A collaborative research team led by Prof. Yang Yuanhe from the Institute of Botany of the Chinese Academy of Sciences conducted a study to investigate how thermokarst formation influences the response of soil CO2 fluxes to climate warming. In a controlled warming experiment conducted in thermokarst and non-thermokarst areas, the researchers discovered that the increase in soil CO2 release due to warming was significantly higher in thermokarst features compared to non-thermokarst landforms.
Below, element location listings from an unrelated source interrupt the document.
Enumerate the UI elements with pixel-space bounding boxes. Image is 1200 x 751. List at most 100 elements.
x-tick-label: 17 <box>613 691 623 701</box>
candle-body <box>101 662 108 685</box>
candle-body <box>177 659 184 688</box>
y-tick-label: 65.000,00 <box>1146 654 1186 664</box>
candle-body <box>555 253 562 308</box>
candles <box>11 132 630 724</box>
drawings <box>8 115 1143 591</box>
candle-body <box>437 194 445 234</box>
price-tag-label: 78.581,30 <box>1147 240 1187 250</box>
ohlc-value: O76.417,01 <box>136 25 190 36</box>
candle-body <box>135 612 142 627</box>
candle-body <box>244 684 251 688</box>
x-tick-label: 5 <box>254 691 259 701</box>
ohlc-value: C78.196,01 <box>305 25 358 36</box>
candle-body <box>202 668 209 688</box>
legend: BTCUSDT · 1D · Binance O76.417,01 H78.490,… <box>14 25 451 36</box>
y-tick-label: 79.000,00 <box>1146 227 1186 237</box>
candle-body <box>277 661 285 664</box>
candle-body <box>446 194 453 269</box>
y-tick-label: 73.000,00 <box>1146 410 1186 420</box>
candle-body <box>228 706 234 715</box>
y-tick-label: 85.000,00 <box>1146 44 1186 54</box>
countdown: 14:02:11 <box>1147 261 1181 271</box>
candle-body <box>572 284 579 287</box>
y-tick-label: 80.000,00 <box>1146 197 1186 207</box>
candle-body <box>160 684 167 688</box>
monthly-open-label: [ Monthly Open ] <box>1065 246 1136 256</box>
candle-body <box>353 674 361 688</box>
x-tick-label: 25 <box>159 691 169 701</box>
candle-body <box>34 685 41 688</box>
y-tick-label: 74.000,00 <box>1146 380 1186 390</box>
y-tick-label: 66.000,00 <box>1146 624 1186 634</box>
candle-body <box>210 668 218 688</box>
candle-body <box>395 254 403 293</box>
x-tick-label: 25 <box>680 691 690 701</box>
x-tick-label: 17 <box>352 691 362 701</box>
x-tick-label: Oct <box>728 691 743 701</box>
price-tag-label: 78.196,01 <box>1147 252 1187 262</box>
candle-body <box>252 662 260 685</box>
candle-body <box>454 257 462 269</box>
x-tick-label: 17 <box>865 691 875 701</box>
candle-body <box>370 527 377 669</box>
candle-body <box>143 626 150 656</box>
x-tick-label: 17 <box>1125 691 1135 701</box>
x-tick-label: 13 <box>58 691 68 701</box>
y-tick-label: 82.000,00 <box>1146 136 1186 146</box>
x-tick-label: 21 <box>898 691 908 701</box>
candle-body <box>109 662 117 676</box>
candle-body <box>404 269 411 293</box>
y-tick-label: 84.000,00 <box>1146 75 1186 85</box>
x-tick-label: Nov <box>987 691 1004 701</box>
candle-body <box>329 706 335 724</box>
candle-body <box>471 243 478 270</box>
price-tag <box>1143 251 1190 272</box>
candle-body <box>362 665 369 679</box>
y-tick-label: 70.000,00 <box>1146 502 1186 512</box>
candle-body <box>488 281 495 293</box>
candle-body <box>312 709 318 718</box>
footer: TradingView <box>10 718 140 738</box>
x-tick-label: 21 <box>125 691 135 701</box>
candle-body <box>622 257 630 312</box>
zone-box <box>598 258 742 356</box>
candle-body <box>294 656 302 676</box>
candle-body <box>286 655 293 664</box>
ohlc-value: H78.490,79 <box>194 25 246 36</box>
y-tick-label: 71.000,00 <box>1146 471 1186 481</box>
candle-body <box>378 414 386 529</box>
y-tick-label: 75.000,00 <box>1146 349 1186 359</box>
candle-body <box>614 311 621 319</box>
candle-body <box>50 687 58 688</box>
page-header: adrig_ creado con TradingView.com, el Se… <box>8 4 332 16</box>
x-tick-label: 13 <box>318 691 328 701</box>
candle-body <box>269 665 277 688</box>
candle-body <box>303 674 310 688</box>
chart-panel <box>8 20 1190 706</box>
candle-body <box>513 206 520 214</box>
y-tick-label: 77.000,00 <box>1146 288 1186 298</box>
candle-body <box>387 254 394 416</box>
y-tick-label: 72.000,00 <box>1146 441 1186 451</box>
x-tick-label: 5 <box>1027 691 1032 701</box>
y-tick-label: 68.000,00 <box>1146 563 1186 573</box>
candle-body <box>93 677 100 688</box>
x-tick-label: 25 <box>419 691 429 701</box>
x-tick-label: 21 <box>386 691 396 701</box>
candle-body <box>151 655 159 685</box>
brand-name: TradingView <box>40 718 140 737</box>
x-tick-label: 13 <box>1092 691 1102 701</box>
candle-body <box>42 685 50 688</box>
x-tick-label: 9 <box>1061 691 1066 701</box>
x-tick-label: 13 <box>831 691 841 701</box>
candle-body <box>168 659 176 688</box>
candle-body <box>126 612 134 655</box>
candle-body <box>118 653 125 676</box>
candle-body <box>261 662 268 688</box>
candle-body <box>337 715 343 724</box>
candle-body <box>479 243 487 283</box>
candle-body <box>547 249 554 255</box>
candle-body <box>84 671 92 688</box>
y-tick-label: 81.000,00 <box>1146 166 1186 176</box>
The study analyzed various factors contributing to this difference, including soil physicochemical properties, microbial genes related to organic carbon decomposition, and temperature sensitivity of CO2 release.

Implications of the Study

The findings of this study suggest that warming-induced soil CO2 loss is more pronounced in areas affected by thermokarst formation. The researchers estimate that extrapolating the results to all upland thermokarst regions in the Northern Hemisphere could lead to an additional 0.4 Pg C year-1 of soil carbon release. This represents a significant portion of the projected permafrost soil carbon losses by the end of the 21st century.

The study highlights the critical impact of climate warming on soil CO2 emissions in permafrost regions, particularly in areas experiencing thermokarst formation. Understanding the dynamics of soil carbon cycling in response to warming is essential for accurately predicting the future trajectory of permafrost carbon-climate feedback. Further research in this field is needed to address the complex interactions between climate change, permafrost thaw, and ecosystem carbon dynamics.